Now, Mitchell and his colleagues suggest an intermediate answer—that each supercontinent has come together about 90° away from its predecessor. The team's analyses, reported online today in Nature, use techniques that determine the paleolatitude of ancient landmasses but also, for the first time, estimate their paleolongitude by taking into account how the locations of Earth's magnetic poles changed through time. Together, these data suggest that the geographic center of Rodinia was located about 88° away from the center of Nuna, and the center of Pangaea—which was located near present-day Africa—sat about 87° from Rodinia's center.

These angles are no accident, the researchers suggest: The drifting pieces of crust eventually come together along the former edge of the fractured supercontinent—an area approximately 90° away from the former supercontinent's center. That's where relatively dense ocean crust was being shoved beneath the lighter continental crust, causing a downward flow in the underlying mantle that in turn attracted the drifting bits like water running down a drain.

According to this model, the next supercontinent—a sprawling landmass dubbed Amasia, which in its earliest stages will merge Asia with the Americas—will stretch across much of the Northern Hemisphere, the researchers suggest. Over the next few hundred million years, Mitchell says, the motions of tectonic plates will cause the Arctic Ocean and the Caribbean Sea to disappear, the western edge of South America to crowd up against the eastern seaboard, and Australia to slam into southeastern Asia. It's unclear whether Antarctica will join the party or be stranded at the South Pole.

"This is a beautiful piece of work," says Joseph Kirschvink, a geophysicist at California Institute of Technology in Pasadena. Most of the high-quality paleomagnetic data available today has been collected in the past 20 years or so, he notes. "And the more data we have, the more we can recognize the patterns of where chunks of Earth's crust must have been."

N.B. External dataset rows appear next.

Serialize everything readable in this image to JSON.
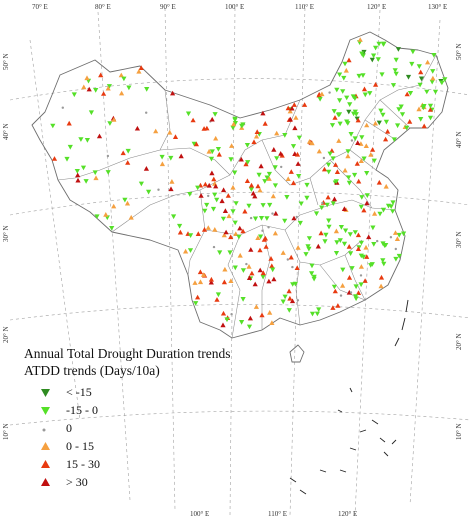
{
  "legend": {
    "title": "Annual Total Drought Duration trends",
    "subtitle": "ATDD trends (Days/10a)",
    "items": [
      {
        "label": "< -15",
        "symbol": "triangle-down",
        "color": "#2e8b20"
      },
      {
        "label": "-15 - 0",
        "symbol": "triangle-down",
        "color": "#55e028"
      },
      {
        "label": "0",
        "symbol": "dot",
        "color": "#9a9a9a"
      },
      {
        "label": "0 - 15",
        "symbol": "triangle-up",
        "color": "#f5a040"
      },
      {
        "label": "15 - 30",
        "symbol": "triangle-up",
        "color": "#e83a10"
      },
      {
        "label": "> 30",
        "symbol": "triangle-up",
        "color": "#c01010"
      }
    ]
  },
  "ticks": {
    "top": [
      "70° E",
      "80° E",
      "90° E",
      "100° E",
      "110° E",
      "120° E",
      "130° E"
    ],
    "left": [
      "50° N",
      "40° N",
      "30° N",
      "20° N",
      "10° N"
    ],
    "right": [
      "50° N",
      "40° N",
      "30° N",
      "20° N",
      "10° N"
    ],
    "bottom": [
      "100° E",
      "110° E",
      "120° E"
    ]
  },
  "colors": {
    "border": "#7a7a7a",
    "graticule": "#9a9a9a",
    "coast": "#222222"
  }
}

The team's ideas about how and where supercontinents form are "reasonable but far from proven," says Bernhard Steinberger, a geodynamicist at the German Research Centre for Geosciences in Potsdam. Although Mitchell and his colleagues have identified statistical trends in their paleomagnetic analyses, he notes, "the data still just look like clouds of points to me."

The team's results "are very impressive," says Brendan Murphy, a geologist at St. Francis Xavier University in Antigonish, Canada. Because the breakup and assembly of supercontinents is arguably one of the most important cycles in Earth's biological and geological evolution, the findings will undoubtedly stimulate further research and analyses, he notes. "And even if the new model is wrong," he adds, "we'll learn a lot by testing it."